Sow seeds at any time of year in trays or pots about quarter of an inch deep in good seed compost. Place in a propagator or warm place. Seal the container inside a polythene bag to ensure a humid atmosphere and leave for 6 weeks. Place outdoors for eight weeks to chill. Transplant seedlings when large enough to handle into 3″ pots. Grow on in a cold frame and plant out the following spring or autumn in a sheltered part of the garden. It may be up to three years before you can plant into it’s final position. Choose a slightly shady, sheltered spot in moist, free draining, lime-free soil. Sounds easy doesn’t it. I understand you can also use prunings to grow from a cutting. Ah well, the seeds cost nothing so I shall give it a go.
Sean has collected some seeds from his red Acer and I am hoping to sow them and raise a couple of saplings. I have looked online for help with the propagation and it looks quite difficult but I am keen to have a go.
This is another photograph taken by Glenn and Laura that was chosen by the BBC for the Weather watch spot.
I bought this plant today on impulse and after reading up on it I think it may be aptly named. It caught my eye initially because of its structure and colour, then the cephalus element of it’s name intrigued me too.
(Leucophyta brownii is endemic to the southern coast of Australia, occuring amongst sand dunes and in rock crevices in exposed coastal cliffs. It forms a small compact bush with striking silver foliage in a mass of tangled wiry branchlets. The leaves have been reduced to scale-like hairs that are aligned flat against the stems giving the plant a strange skeletal and ghost-like presence. In late spiring and summer has a mass of silver button-like buds that open to small speherical yellow flowers. It prefers an alkaline and well-drained soil. It is a familiar plant in New Zealand, Australia and California where it tolerates salt, severe winds, drought and mild frosts but its sensitivity to hard frosts has restricted its use somewhat in the UK . It is not completely hardy.) definitely a challenge.
I have been taking stock of the Clematis in the garden and reading up about how to prune or propagate them. Softwood cuttings are best taken between April and June from the mid-sections of strongly growing vines. The tips will be too soft and the lower parts may be too woody. Prepare the selected section of vine by cutting through it immediately above a leaf joint and again about 3-4cm below the same node. Remove the excess foliage to reduce moisture loss. Insert the cutting into compost up to the leaf joint. Label the pot and water it gently. Cover the surface of the compost with grit to deter slugs and retain moisture. Place in a well-lit area out of direct sunlight and maintain a humid atmosphere by covering with polythene or a propagator. Bottom heat will aid rooting but is not essential. Rooting should occur in four weeks. Pot up seperately when rooted but if they are not ready by late summer delay the job until next spring and grow the cuttings on for another year before planting out.
I planted another rose in a large pot today.
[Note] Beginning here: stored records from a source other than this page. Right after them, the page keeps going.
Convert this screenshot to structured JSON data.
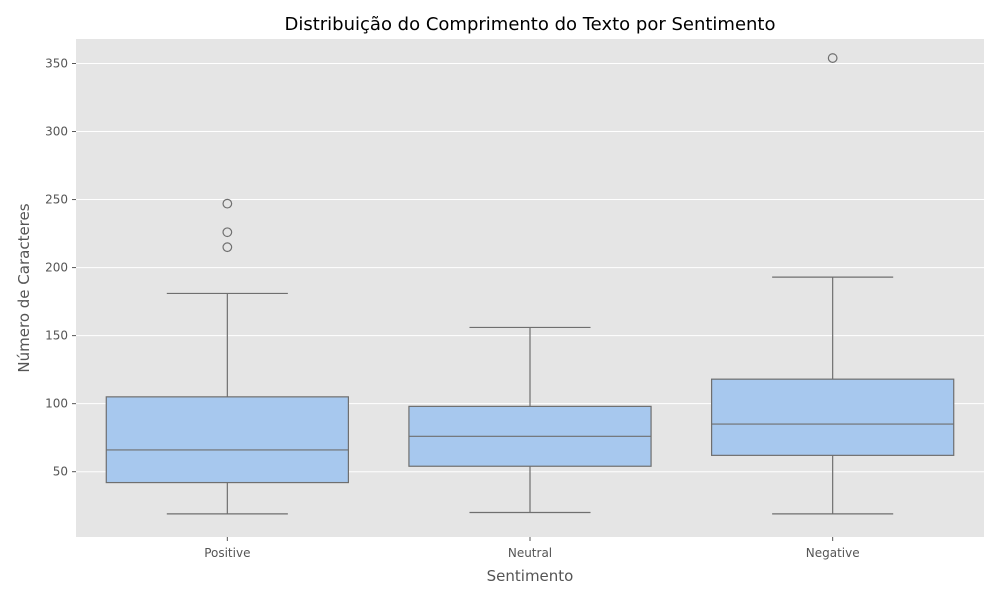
{
  "chart_data": {
    "type": "box",
    "title": "Distribuição do Comprimento do Texto por Sentimento",
    "xlabel": "Sentimento",
    "ylabel": "Número de Caracteres",
    "ylim": [
      2,
      368
    ],
    "yticks": [
      50,
      100,
      150,
      200,
      250,
      300,
      350
    ],
    "grid": true,
    "colors": {
      "box_fill": "#a7c8ee",
      "box_line": "#6f6f6f",
      "plot_bg": "#e5e5e5",
      "grid": "#ffffff"
    },
    "categories": [
      "Positive",
      "Neutral",
      "Negative"
    ],
    "boxes": [
      {
        "category": "Positive",
        "whisker_low": 19,
        "q1": 42,
        "median": 66,
        "q3": 105,
        "whisker_high": 181,
        "outliers": [
          215,
          226,
          247
        ]
      },
      {
        "category": "Neutral",
        "whisker_low": 20,
        "q1": 54,
        "median": 76,
        "q3": 98,
        "whisker_high": 156,
        "outliers": []
      },
      {
        "category": "Negative",
        "whisker_low": 19,
        "q1": 62,
        "median": 85,
        "q3": 118,
        "whisker_high": 193,
        "outliers": [
          354
        ]
      }
    ]
  }
}
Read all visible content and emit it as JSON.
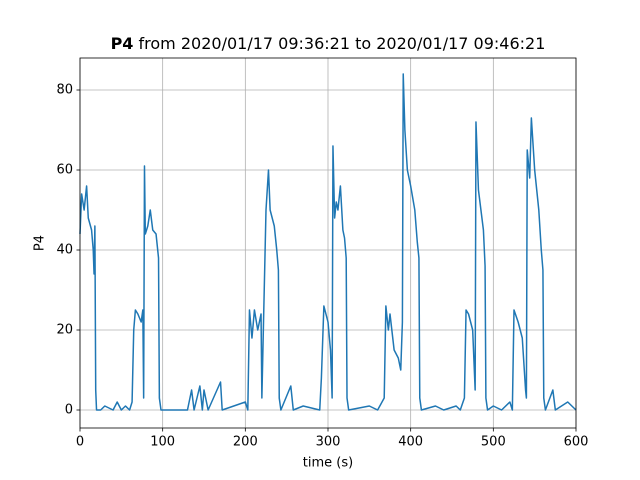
{
  "chart_data": {
    "type": "line",
    "title_bold": "P4",
    "title": "from 2020/01/17 09:36:21 to 2020/01/17 09:46:21",
    "x_label": "time (s)",
    "y_label": "P4",
    "xlim": [
      0,
      600
    ],
    "ylim": [
      -4.5,
      88
    ],
    "xticks": [
      0,
      100,
      200,
      300,
      400,
      500,
      600
    ],
    "yticks": [
      0,
      20,
      40,
      60,
      80
    ],
    "grid": true,
    "x": [
      0,
      2,
      5,
      8,
      10,
      14,
      16,
      17,
      18,
      19,
      20,
      25,
      30,
      40,
      45,
      50,
      55,
      60,
      63,
      65,
      67,
      70,
      74,
      76,
      77,
      78,
      79,
      82,
      85,
      88,
      92,
      95,
      96,
      98,
      130,
      135,
      138,
      145,
      148,
      150,
      155,
      170,
      172,
      200,
      203,
      205,
      208,
      211,
      215,
      219,
      220,
      222,
      225,
      228,
      230,
      235,
      238,
      240,
      241,
      243,
      255,
      258,
      270,
      290,
      292,
      295,
      300,
      303,
      305,
      306,
      308,
      310,
      312,
      315,
      318,
      320,
      322,
      323,
      325,
      350,
      360,
      368,
      370,
      373,
      375,
      380,
      385,
      388,
      390,
      391,
      393,
      396,
      400,
      405,
      408,
      410,
      411,
      413,
      430,
      440,
      455,
      460,
      465,
      467,
      470,
      475,
      478,
      479,
      482,
      485,
      488,
      490,
      491,
      493,
      500,
      510,
      520,
      523,
      525,
      530,
      535,
      539,
      540,
      541,
      544,
      546,
      550,
      555,
      558,
      560,
      561,
      563,
      572,
      575,
      590,
      600
    ],
    "series": [
      {
        "color": "#1f77b4",
        "values": [
          44,
          54,
          50,
          56,
          48,
          45,
          40,
          34,
          46,
          5,
          0,
          0,
          1,
          0,
          2,
          0,
          1,
          0,
          2,
          20,
          25,
          24,
          22,
          25,
          3,
          61,
          44,
          46,
          50,
          45,
          44,
          38,
          3,
          0,
          0,
          5,
          0,
          6,
          0,
          5,
          0,
          7,
          0,
          2,
          0,
          25,
          18,
          25,
          20,
          24,
          3,
          22,
          50,
          60,
          50,
          46,
          40,
          35,
          3,
          0,
          6,
          0,
          1,
          0,
          8,
          26,
          22,
          15,
          3,
          66,
          48,
          52,
          50,
          56,
          45,
          43,
          38,
          3,
          0,
          1,
          0,
          3,
          26,
          20,
          24,
          15,
          13,
          10,
          22,
          84,
          70,
          60,
          56,
          50,
          42,
          38,
          3,
          0,
          1,
          0,
          1,
          0,
          3,
          25,
          24,
          20,
          5,
          72,
          55,
          50,
          45,
          36,
          3,
          0,
          1,
          0,
          2,
          0,
          25,
          22,
          18,
          5,
          3,
          65,
          58,
          73,
          60,
          50,
          40,
          35,
          3,
          0,
          5,
          0,
          2,
          0
        ]
      }
    ]
  }
}
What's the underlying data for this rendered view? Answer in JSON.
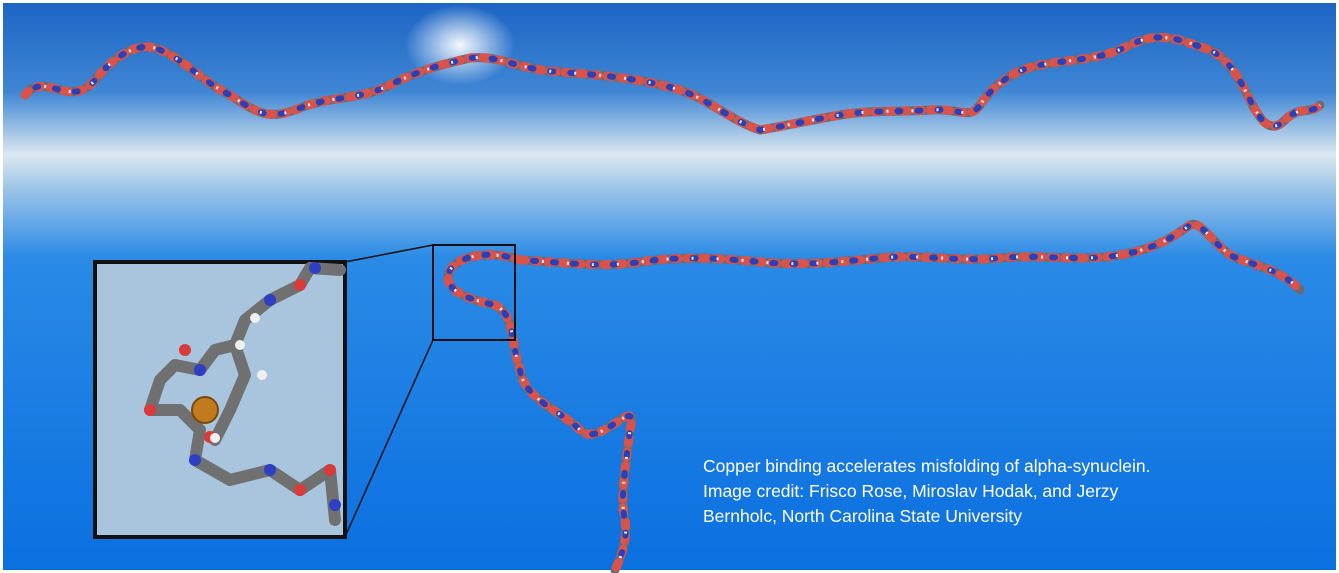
{
  "caption": {
    "lines": [
      "Copper binding accelerates misfolding of alpha-synuclein.",
      "Image credit: Frisco Rose, Miroslav Hodak, and Jerzy",
      "Bernholc, North Carolina State University"
    ]
  }
}
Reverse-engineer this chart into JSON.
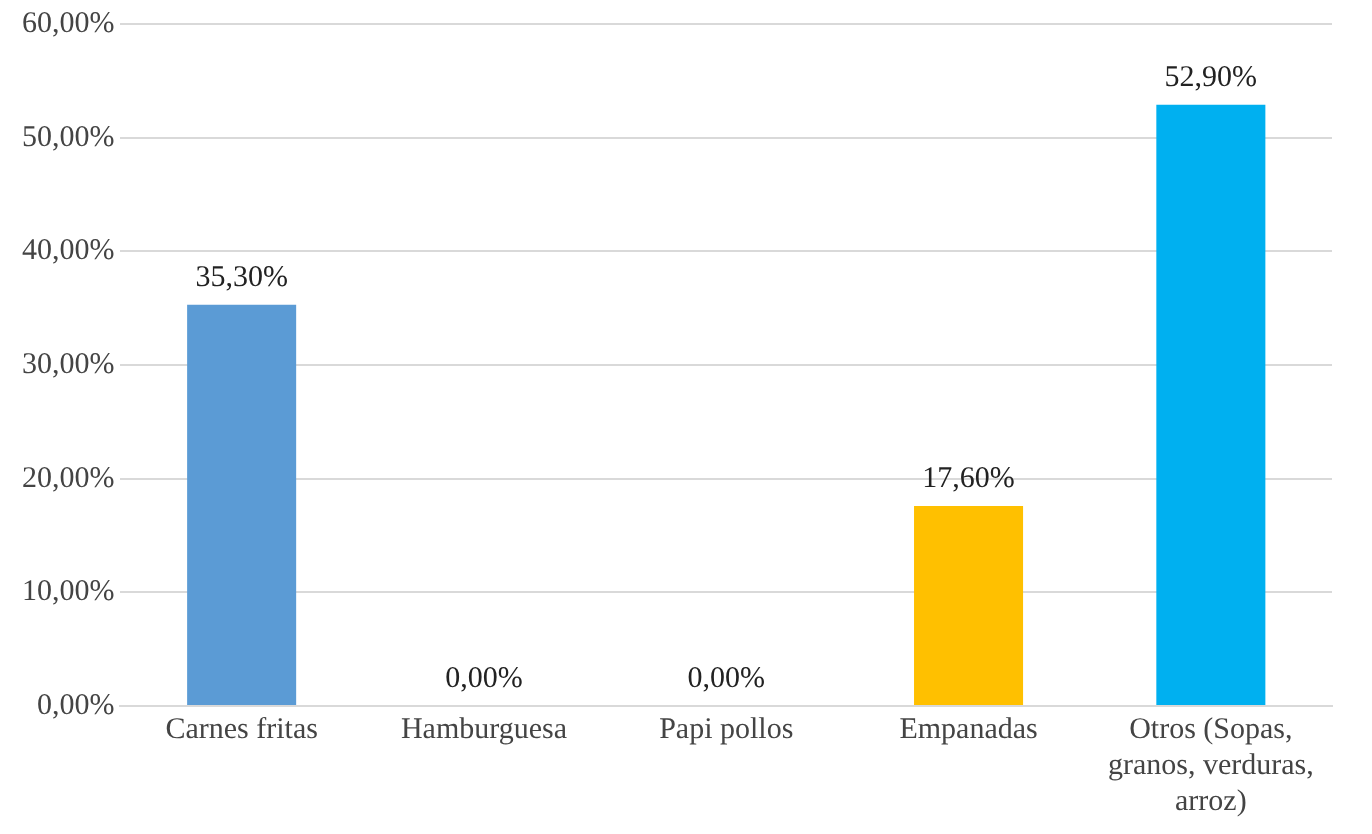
{
  "chart_data": {
    "type": "bar",
    "categories": [
      "Carnes fritas",
      "Hamburguesa",
      "Papi pollos",
      "Empanadas",
      "Otros (Sopas, granos, verduras, arroz)"
    ],
    "values": [
      35.3,
      0,
      0,
      17.6,
      52.9
    ],
    "colors": [
      "#5b9bd5",
      "#5b9bd5",
      "#5b9bd5",
      "#ffc000",
      "#00b0f0"
    ],
    "value_labels": [
      "35,30%",
      "0,00%",
      "0,00%",
      "17,60%",
      "52,90%"
    ],
    "ylim": [
      0,
      60
    ],
    "yticks": [
      {
        "value": 0,
        "label": "0,00%"
      },
      {
        "value": 10,
        "label": "10,00%"
      },
      {
        "value": 20,
        "label": "20,00%"
      },
      {
        "value": 30,
        "label": "30,00%"
      },
      {
        "value": 40,
        "label": "40,00%"
      },
      {
        "value": 50,
        "label": "50,00%"
      },
      {
        "value": 60,
        "label": "60,00%"
      }
    ],
    "grid": "y",
    "legend": false
  }
}
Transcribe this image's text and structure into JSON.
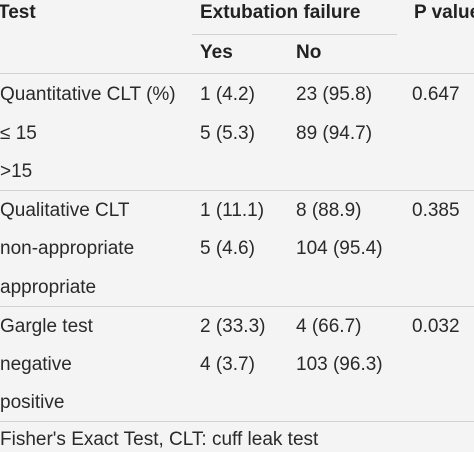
{
  "table": {
    "headers": {
      "test": "Test",
      "group": "Extubation failure",
      "p_value": "P value",
      "yes": "Yes",
      "no": "No"
    },
    "sections": [
      {
        "label": "Quantitative CLT (%)",
        "yes": "1 (4.2)",
        "no": "23 (95.8)",
        "p": "0.647",
        "rows": [
          {
            "label": "≤ 15",
            "yes": "5 (5.3)",
            "no": "89 (94.7)"
          },
          {
            "label": ">15",
            "yes": "",
            "no": ""
          }
        ]
      },
      {
        "label": "Qualitative CLT",
        "yes": "1 (11.1)",
        "no": "8 (88.9)",
        "p": "0.385",
        "rows": [
          {
            "label": "non-appropriate",
            "yes": "5 (4.6)",
            "no": "104 (95.4)"
          },
          {
            "label": "appropriate",
            "yes": "",
            "no": ""
          }
        ]
      },
      {
        "label": "Gargle test",
        "yes": "2 (33.3)",
        "no": "4 (66.7)",
        "p": "0.032",
        "rows": [
          {
            "label": "negative",
            "yes": "4 (3.7)",
            "no": "103 (96.3)"
          },
          {
            "label": "positive",
            "yes": "",
            "no": ""
          }
        ]
      }
    ],
    "footnote": "Fisher's Exact Test, CLT: cuff leak test"
  }
}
It is Rosa Arthur Bell, a beautiful fragrant yellow rose. I planted some yellow tulip bulbs around it. Tulip Yokohama. I also popped in a few small bulbs, Brodiaea.
Yesterday, 13th October, Laura and Glenn harvested the pears. Despite having had a blight of European Pear Rust on the leaves, we had a very good result from the Discovery. The Red Williams and the Beurre Hardy however didn’t give us any fruit worth a mention.
European Pear Rust – On pears Bright orange spots on the upper leaf surface. As summer progresses brown, gall-like outgrowths develop on the corresponding lower leaf surface. Fruit may be affected, but this is much less common. This fungus attacks both pears and junipers. In fact it needs both plants in order to complete its life cycle. Another reason for the removal of the enormous fir tree from the side garden.
I had just about decided to stop gardening today and have a rest when the postman delivered 72 tiny perennial plants I had ordered from T&M. On opening them I could see that they were good healthy seedlings and well worth the £2.99 that I had paid for them. They were, however, in need of potting on. They are now all in new pots. The plants were sold as “lucky dip” so discovering what was in there was exciting. There were six each of Cone Flower, Sea Holly, Dianthus, Thrift, Geum, Foxglove, Aquilegia, Delphinium, and more.
Glenn and Laura have had one of their photographs chosen for the BBC Weather Watch site. It has been used as a back drop for the local weather forecast.